3.6Bij de beoordeling van de vraag of [geïntimeerde] op straffe van persoonlijke aansprakelijkheid de huurovereenkomst een halfjaar voor 1 januari 2012 en een halfjaar voor 1 januari 2014 had moeten opzeggen zijn de volgende feiten en omstandigheden van belang.
( a) De kleding-/modebranche is ernstig getroffen door de kredietcrisis in 2008/2009. In de jaren daarna is de situatie in de modebranche steeds verder verslechterd, zo blijkt onder meer uit de publicatie ‘Rabobank Cijfers & Trends’ van 22 mei 2014 (productie 36 bij conclusie van antwoord in conventie).
( b) Als onvoldoende betwist staat vast dat WFC Vastgoed te kampen had met een enorme leegloop (meer dan 20% van de showrooms in het World Fashion Centre stond leeg) en met zogenoemde grijze leegstand (huurders die de huur niet meer konden betalen) en dat WFC Vastgoed onvoldoende nieuwe huurders kon vinden en aan nieuwe huurders kortingen op de huurprijs (inloopkortingen) moest verlenen.
( c) Mixi heeft bij monde van [geïntimeerde] herhaaldelijk aan WFC Vastgoed kenbaar gemaakt dat er financiële problemen waren, in 2009 verwachtte zij liquiditeitsproblemen, en dat de huurprijs voor haar te hoog was (zie 2.1(x)). Het hof wijst in dat verband nog op de volgende correspondentie:
- Interne e-mail van [A] aan [B] van WFC Vastgoed (productie 2 bij conclusie van antwoord) van 24 juni 2011 waarin [A] schrijft dat [geïntimeerde] van Mixi met WFC Vastgoed de huurachterstand wil bespreken en dat hij hem een aanbod heeft gedaan om in een andere ruimte te gaan zitten omdat hij zijn huidige huurprijs niet kan betalen.
- Brief van [A] van WFC Vastgoed aan Mixi van 13 september 2011 (productie 4 bij conclusie van antwoord), waarin hij schrijft dat ondanks herhaaldelijk verzoek om de huurachterstand in te lopen er momenteel nog een bedrag openstaat van € 20.213,70.

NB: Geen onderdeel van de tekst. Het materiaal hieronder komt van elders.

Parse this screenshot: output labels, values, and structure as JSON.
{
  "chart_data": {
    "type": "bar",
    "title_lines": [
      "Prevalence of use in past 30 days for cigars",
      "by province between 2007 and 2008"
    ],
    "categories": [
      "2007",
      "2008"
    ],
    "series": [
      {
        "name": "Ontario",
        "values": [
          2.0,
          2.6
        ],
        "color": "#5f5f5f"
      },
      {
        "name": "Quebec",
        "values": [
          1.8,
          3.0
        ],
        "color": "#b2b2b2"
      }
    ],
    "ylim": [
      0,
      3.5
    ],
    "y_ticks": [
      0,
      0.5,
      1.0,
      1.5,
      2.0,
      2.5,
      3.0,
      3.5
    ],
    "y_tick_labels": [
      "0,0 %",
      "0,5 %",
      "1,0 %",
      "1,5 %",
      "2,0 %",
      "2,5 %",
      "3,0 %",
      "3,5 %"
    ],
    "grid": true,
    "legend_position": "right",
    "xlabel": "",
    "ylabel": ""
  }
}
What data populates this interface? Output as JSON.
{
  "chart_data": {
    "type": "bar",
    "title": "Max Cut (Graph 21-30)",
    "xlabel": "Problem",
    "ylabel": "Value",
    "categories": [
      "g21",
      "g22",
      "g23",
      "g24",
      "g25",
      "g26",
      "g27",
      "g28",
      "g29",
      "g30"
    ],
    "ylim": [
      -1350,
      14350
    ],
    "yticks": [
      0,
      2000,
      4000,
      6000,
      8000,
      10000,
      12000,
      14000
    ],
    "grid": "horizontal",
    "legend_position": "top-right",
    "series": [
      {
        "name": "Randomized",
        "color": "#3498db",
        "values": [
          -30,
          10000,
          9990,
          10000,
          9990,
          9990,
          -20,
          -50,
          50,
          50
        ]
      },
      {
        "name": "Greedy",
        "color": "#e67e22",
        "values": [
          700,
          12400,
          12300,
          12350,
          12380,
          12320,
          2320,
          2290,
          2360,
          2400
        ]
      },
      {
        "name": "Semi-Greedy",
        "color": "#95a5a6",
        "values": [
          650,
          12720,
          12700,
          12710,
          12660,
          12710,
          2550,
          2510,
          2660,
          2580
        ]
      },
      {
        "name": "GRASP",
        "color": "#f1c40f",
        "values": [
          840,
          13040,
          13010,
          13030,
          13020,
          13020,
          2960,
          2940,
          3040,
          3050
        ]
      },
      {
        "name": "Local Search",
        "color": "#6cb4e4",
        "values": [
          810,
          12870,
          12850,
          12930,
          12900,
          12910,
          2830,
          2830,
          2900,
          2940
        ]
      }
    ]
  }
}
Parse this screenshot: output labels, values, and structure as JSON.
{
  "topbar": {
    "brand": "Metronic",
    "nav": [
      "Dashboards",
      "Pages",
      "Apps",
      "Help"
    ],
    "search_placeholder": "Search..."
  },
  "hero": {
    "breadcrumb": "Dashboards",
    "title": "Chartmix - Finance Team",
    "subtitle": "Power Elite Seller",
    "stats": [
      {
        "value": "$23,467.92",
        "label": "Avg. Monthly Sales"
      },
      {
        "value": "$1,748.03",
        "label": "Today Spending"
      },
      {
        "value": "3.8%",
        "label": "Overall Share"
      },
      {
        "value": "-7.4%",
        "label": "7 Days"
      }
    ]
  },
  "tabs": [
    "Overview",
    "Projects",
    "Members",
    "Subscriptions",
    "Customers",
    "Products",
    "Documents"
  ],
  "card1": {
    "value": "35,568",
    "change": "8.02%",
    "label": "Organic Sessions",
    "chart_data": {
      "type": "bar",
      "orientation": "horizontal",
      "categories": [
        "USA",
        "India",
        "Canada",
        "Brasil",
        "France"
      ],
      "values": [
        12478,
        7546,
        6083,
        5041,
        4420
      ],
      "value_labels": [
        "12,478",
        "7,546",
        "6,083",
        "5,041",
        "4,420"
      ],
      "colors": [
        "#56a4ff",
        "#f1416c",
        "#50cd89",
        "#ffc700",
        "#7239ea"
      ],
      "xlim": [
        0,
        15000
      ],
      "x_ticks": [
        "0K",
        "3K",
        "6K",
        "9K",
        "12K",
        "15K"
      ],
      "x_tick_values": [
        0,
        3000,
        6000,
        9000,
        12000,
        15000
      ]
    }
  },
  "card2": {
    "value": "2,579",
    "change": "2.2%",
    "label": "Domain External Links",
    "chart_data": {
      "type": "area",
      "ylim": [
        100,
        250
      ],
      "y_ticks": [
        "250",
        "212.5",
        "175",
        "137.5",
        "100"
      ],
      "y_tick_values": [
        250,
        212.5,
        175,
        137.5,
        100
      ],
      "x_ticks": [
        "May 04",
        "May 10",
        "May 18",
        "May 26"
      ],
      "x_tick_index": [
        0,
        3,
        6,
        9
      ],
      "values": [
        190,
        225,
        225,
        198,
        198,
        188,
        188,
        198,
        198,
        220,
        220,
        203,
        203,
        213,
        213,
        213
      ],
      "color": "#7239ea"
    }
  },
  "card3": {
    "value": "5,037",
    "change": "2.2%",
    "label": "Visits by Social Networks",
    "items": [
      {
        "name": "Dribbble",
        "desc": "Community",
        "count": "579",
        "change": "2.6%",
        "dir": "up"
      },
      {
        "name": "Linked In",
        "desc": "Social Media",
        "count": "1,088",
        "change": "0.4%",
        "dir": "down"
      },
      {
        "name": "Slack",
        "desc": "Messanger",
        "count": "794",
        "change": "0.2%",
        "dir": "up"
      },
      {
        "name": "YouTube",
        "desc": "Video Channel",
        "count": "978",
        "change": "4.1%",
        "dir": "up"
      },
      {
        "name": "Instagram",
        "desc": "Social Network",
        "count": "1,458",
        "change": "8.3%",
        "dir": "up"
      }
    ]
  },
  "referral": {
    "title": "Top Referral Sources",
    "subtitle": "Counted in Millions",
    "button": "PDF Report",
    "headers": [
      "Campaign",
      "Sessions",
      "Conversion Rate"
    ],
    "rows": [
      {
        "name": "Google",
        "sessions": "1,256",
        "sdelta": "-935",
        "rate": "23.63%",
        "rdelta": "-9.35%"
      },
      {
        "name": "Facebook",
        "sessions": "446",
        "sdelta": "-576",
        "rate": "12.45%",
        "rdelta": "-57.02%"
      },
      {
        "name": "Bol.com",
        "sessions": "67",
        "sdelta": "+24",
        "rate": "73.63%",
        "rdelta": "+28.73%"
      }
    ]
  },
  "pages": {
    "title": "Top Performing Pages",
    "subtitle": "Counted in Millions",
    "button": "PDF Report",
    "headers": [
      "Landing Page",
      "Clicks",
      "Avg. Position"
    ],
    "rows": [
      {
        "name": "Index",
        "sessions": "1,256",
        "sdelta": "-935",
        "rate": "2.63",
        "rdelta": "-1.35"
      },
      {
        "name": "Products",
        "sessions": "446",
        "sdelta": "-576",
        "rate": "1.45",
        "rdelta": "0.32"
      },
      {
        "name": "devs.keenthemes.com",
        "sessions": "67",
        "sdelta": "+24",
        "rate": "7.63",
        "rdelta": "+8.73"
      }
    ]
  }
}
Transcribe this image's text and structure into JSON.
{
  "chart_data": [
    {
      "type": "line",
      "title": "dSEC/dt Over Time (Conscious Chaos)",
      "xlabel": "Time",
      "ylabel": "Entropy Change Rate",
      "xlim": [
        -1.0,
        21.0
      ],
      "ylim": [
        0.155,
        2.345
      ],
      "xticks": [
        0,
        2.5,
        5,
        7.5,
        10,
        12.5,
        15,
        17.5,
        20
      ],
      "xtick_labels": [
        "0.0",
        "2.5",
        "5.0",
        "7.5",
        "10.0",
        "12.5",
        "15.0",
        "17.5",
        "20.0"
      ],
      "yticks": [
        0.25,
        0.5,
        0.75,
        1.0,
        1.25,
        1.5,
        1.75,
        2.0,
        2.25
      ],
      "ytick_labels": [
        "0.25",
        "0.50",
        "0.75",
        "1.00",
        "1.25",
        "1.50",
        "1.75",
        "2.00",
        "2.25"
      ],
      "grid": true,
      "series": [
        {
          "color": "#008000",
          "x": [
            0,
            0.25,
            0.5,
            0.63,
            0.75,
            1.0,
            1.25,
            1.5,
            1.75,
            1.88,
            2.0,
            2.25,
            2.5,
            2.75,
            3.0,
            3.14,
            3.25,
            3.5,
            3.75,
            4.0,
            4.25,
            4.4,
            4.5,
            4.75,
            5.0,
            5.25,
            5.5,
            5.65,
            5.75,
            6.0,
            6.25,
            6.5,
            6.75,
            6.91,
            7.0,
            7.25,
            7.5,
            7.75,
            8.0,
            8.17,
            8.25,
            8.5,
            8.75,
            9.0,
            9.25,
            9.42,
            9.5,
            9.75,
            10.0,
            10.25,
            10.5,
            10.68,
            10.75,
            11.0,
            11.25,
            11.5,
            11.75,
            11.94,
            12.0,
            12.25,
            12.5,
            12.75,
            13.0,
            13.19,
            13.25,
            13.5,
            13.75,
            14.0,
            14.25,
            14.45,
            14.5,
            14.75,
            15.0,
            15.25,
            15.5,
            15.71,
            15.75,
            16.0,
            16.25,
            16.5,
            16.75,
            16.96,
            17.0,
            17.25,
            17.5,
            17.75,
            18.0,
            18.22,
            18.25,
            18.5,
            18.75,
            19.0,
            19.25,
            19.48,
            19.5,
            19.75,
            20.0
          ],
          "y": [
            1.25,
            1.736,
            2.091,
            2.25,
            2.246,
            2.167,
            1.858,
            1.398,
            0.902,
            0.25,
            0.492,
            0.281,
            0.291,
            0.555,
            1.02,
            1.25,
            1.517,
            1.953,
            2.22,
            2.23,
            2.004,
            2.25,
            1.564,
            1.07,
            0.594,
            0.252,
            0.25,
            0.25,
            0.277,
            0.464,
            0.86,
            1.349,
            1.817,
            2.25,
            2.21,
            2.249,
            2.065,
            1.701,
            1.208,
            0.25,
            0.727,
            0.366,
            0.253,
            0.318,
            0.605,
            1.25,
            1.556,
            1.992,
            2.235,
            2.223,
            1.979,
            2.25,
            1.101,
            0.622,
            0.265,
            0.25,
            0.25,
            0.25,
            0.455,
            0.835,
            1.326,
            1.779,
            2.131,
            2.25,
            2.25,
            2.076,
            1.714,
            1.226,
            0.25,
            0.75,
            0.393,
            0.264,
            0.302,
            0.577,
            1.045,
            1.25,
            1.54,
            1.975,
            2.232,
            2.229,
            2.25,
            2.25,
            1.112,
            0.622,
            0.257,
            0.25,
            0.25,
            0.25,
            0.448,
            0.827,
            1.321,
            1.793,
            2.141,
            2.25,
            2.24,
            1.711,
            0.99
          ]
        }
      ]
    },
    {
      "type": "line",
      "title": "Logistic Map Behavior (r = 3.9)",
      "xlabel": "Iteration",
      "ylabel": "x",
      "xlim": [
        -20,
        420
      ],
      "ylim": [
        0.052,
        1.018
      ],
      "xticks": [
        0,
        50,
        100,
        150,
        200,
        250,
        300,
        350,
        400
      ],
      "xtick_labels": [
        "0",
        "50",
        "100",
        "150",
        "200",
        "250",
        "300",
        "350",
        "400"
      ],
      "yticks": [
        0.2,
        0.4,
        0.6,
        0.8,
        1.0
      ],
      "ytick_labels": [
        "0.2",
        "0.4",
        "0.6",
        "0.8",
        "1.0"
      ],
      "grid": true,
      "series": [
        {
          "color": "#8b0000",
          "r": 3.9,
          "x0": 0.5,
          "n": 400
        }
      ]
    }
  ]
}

- Brief van Mixi aan WFC Vastgoed van 15 september 2011 (productie 5 bij conclusie van antwoord) waarin [geïntimeerde] onder meer schrijft dat hij graag in overleg wil treden over een mogelijke andere huurruimte, waarbij het voorstel van 2 augustus 2011 géén optie is. Verder schrijft [geïntimeerde]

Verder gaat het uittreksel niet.